Natchez High graduate riding strong for McNeese Rodeo team
Published 12:00 am Tuesday, April 28, 2009
NATCHEZ — Nearly a year into his collegiate rodeo career, Lionel Brown Jr. hasn’t just made an impression — he’s made history.
Brown, a Natchez High graduate and Sibley native, became the first black man to join McNeese State University’s rodeo team.
And he became the team’s president as a freshman.
But the race part isn’t what he’s proud of.

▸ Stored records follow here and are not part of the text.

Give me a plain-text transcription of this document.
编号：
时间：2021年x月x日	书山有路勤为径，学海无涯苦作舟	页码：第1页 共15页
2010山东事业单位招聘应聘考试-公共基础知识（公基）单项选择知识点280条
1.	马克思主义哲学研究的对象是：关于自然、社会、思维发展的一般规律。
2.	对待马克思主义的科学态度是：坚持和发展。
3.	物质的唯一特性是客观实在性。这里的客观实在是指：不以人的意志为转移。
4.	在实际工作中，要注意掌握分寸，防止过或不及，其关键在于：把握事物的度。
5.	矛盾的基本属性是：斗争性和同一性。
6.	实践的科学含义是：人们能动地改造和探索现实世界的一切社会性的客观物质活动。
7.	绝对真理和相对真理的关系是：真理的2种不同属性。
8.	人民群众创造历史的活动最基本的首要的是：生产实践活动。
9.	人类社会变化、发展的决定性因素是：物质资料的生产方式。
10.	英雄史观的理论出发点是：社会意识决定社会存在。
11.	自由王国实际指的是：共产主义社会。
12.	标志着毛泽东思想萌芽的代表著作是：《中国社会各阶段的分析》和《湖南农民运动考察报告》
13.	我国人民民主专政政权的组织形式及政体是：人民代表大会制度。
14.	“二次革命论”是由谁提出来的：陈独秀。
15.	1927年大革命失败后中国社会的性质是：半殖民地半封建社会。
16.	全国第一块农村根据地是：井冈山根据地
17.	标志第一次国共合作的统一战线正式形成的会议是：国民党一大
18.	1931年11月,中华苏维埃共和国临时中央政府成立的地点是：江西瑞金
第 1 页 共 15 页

“In high school I was one of the only African-American people to rodeo so it just kind of transferred over,” Brown said. “I don’t even think about it anymore unless someone brings it up. Some people are surprised, but my teammates weren’t. I knew a lot of them from competing against them in different events in high school.”
Brown was more excited to be named president, although he’s not sure how it happened.
He said one day his coach, Justin Browning, called him into his office and asked if he wanted the job.
“I just thought, ‘Wow, I’m a freshman. How did that happen?’” Brown said. “It’s a lot of politics, and with me being a freshman it was tough. I didn’t know what was going on at first. But now I’ve got the hang of it.”
As the rodeo team’s representative, Brown attends weekly meetings with the school’s other organizations and does a lot of paperwork.
Between that, practice and schoolwork, there isn’t a lot of time left over.
That’s tough, said Brown’s mother, Doris Brown. She said her son wanted to get a job to help defray the costs of being on the rodeo team, but she told him no.
“Everything is on the parent,” Doris Brown said. “He had scholarships this first year, and that helped for a semester, and he had some sponsors. But the economy now is killing that.”
The rodeo team is more like a club, so it doesn’t have athletic funding. The participants buy their own horses and equipment and must pay for food and shelter for those horses. They also pay their travel expenses and registration fees for each event.
Lionel Brown had scholarships from the Mississippi Cattlemen’s Association and the Mississippi High School Rodeo Association before his freshman year.
Despite the costs, Doris Brown said once she realized how much her son loved the rodeo, she decided to do anything possible to let him continue it.
“This is his dream,” she said. “We’re doing the best we can with everybody having to put together to make this work. It’s a family deal to be able to do this.”
The rodeo does run in the Brown family. Lionel Brown’s father introduced him to it at age 7 when he bought him his first horse, and now his two younger sisters compete as well, one in high school and one at the middle school level.
Lionel Brown is a calf roper, which he said he loves because of the dedication and concentration it takes. But he didn’t always want to go to McNeese — he had plans to attend Mississippi State.
“I found a pamphlet that I made in fourth grade that said I was going to go to MSU. I said, ‘I was right, I just didn’t know which MSU it was,’” he said. “The (McNeese) coach came to my high school rodeo when it was held in Hattiesburg. He called me the following week and asked me if I was interested in coming down here. I said yes I was and asked what I needed to do to get there.”
McNeese is the only school in Louisiana with a rodeo team, and it’s a good one.
The Cowboys are ranked atop the Southern Region of the National Intercollegiate Rodeo Association, and they are No. 3 in the county with just one meet to go.
Lionel Brown, who played football and was a powerlifter at Natchez High, said collegiate rodeo is much different than high school, but it’s something that’s made him better.
“Being on a good team makes you better. If your team is tougher than the others, you’re going to be tougher,” he said. “When you’re on a good team, you have to be so much better just to make the team, and you have to really be competitive to stay on the team.
“It helps you when you get to the rodeo because the competition doesn’t seem as hard. It helps you relax knowing that you compete against the toughest every day.”
Lionel Brown has had a broken arm and concussions, among other injuries, and is putting off a non-rodeo related hip surgery because it would keep him from doing what he loves for six months.
For his mom, the rodeo isn’t about the travel or the money or the awards. Even though she’s only gotten to see her son compete once at the collegiate level, she knows it makes him, and her family, happy.
“I don’t know how much time the five of us have spent in the car together,” she said. “But with this sport, everybody’s together. That’s very important right now, with the divorce rate and everything else, to stay together and learn to help each other. Rodeo families are very close.”